If you need a 2nd Media Center key for a second upgrade, best bet is to request it using a different email address.
I’ve been running Windows 8 Pro on my laptop for a week now and really digging it, so I decided to update my main system.
Everything went well until I tried to install some software, when I encountered a pop-up error saying “The extended attributes are inconsistent.” Well of course they are! All I needed to do was to homogenize the attributes and all would be well right? Wait, what?
So I’ll spare you the long story, but it turns out this can happen if you install a new theme (I picked a lovely autumn one!) that changes your sound settings. Changing the theme back to the default one should fix it, but an even less drastic solution is to open your sound settings (search for “Change System Sounds” in the Settings category) scroll down to Windows User Account Control, and set the sound to (None). That should make the problem go away.

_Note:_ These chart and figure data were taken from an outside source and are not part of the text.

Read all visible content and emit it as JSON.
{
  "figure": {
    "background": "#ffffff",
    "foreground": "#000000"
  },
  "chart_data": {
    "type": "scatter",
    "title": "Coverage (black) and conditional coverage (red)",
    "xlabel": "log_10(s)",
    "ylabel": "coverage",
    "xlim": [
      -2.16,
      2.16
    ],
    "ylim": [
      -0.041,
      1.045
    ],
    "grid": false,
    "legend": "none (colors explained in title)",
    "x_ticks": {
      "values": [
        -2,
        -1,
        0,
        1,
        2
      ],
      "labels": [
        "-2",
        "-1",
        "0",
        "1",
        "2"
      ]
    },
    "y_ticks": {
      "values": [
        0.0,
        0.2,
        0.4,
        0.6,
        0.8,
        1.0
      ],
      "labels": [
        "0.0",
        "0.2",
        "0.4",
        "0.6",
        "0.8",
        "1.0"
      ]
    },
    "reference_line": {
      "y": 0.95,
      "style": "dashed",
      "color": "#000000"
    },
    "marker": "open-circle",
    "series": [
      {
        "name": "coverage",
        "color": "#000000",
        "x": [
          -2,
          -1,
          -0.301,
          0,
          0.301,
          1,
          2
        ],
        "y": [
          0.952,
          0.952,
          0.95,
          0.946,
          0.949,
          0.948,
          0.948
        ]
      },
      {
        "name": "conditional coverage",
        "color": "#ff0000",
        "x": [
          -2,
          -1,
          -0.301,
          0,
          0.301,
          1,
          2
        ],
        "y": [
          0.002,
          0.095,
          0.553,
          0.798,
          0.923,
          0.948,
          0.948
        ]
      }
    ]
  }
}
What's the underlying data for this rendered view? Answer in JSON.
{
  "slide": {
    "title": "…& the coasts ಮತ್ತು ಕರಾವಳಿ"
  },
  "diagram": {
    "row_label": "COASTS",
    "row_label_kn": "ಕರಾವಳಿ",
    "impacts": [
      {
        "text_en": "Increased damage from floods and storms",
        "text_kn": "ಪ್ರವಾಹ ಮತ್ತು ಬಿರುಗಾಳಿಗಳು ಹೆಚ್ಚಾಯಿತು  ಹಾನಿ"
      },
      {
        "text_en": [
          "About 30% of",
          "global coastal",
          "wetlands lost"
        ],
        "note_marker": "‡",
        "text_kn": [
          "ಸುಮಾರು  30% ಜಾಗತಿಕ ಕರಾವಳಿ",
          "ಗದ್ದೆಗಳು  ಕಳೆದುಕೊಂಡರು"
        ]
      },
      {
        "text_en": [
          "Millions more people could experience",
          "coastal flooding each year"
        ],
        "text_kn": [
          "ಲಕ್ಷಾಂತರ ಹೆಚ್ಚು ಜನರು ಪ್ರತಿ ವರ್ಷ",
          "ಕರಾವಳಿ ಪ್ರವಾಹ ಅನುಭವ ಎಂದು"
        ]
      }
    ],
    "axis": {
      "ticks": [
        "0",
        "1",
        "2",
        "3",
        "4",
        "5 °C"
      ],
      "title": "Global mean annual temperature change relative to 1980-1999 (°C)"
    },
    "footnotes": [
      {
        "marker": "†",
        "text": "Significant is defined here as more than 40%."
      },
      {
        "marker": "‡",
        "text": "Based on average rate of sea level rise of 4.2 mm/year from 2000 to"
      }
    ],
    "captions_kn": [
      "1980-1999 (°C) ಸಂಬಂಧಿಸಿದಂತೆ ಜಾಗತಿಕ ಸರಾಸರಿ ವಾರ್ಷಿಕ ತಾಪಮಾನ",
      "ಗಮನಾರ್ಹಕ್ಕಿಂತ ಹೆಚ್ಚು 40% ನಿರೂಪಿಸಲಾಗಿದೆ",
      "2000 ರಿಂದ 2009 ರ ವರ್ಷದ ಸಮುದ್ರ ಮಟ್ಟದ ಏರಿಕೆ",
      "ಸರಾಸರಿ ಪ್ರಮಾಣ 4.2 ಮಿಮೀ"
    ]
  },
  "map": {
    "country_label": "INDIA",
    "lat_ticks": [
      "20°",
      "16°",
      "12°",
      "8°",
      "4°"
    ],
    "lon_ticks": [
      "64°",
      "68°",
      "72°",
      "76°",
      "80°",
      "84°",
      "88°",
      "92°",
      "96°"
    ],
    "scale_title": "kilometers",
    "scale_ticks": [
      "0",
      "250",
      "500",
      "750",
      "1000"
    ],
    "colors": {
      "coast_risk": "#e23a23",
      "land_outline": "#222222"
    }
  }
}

For a detailed explanation of what’s going on, check out this link where some guy who is my hero spent a lot of time tracking down what the heck was going on:
Hopefully Microsoft will patch this issue out soon, but until then it’s a pretty easy fix.
So I took the plunge and installed Windows 8 on my laptop today. Windows 8 allows you to log into your device using a Microsoft Account (formerly called a Windows Live Account). I had one I created back when outlook.com opened up, so I logged in. Everything was going great.
Then I downloaded a free game app, Jetpack Joyride. As soon as I started it up, Windows 8 announced that it had generated a temporary gamertag for my Microsoft Account.
Ha, I hadn’t even been thinking about Xbox Live. I do have an Xbox Live account of course, but it’s associated with a different Windows Live Account.
I did some research and I can “migrate” my gamertag from one email address to another, so I decided to migrate my ‘real’ Xbox Live Gamer Tag to the Microsoft Account I’m using on Windows 8. But I can’t, because now there’s already a gamertag associated with that account. So first I have to migrate the gamertag that Windows auto-generated for me off to another Microsoft account. This is an account I’m creating just for this purpose. Dumb right?
But wait! It gets worse. Since my temporary gamertag was just created today, I can’t migrate it for 30 days. You can only move these things once every 30 days.
So basically I have to wait 30 days before I’m willing to buy any gaming apps from the Windows 8 store, because if I do so before then they’ll be associated with this gamertag I’m trying my best to throw away.
I’m generally happy with Windows 8 so far, but MS really blew it with this one detail. I can’t believe they don’t prompt the user before generating a gamertag….
If you only have one Microsoft account this won’t impact you, but I’m sure I’m not the only one that had an old cruddy hotmail account for my Xbox Live account and would rather use a swanky new outlook.com account for my new system.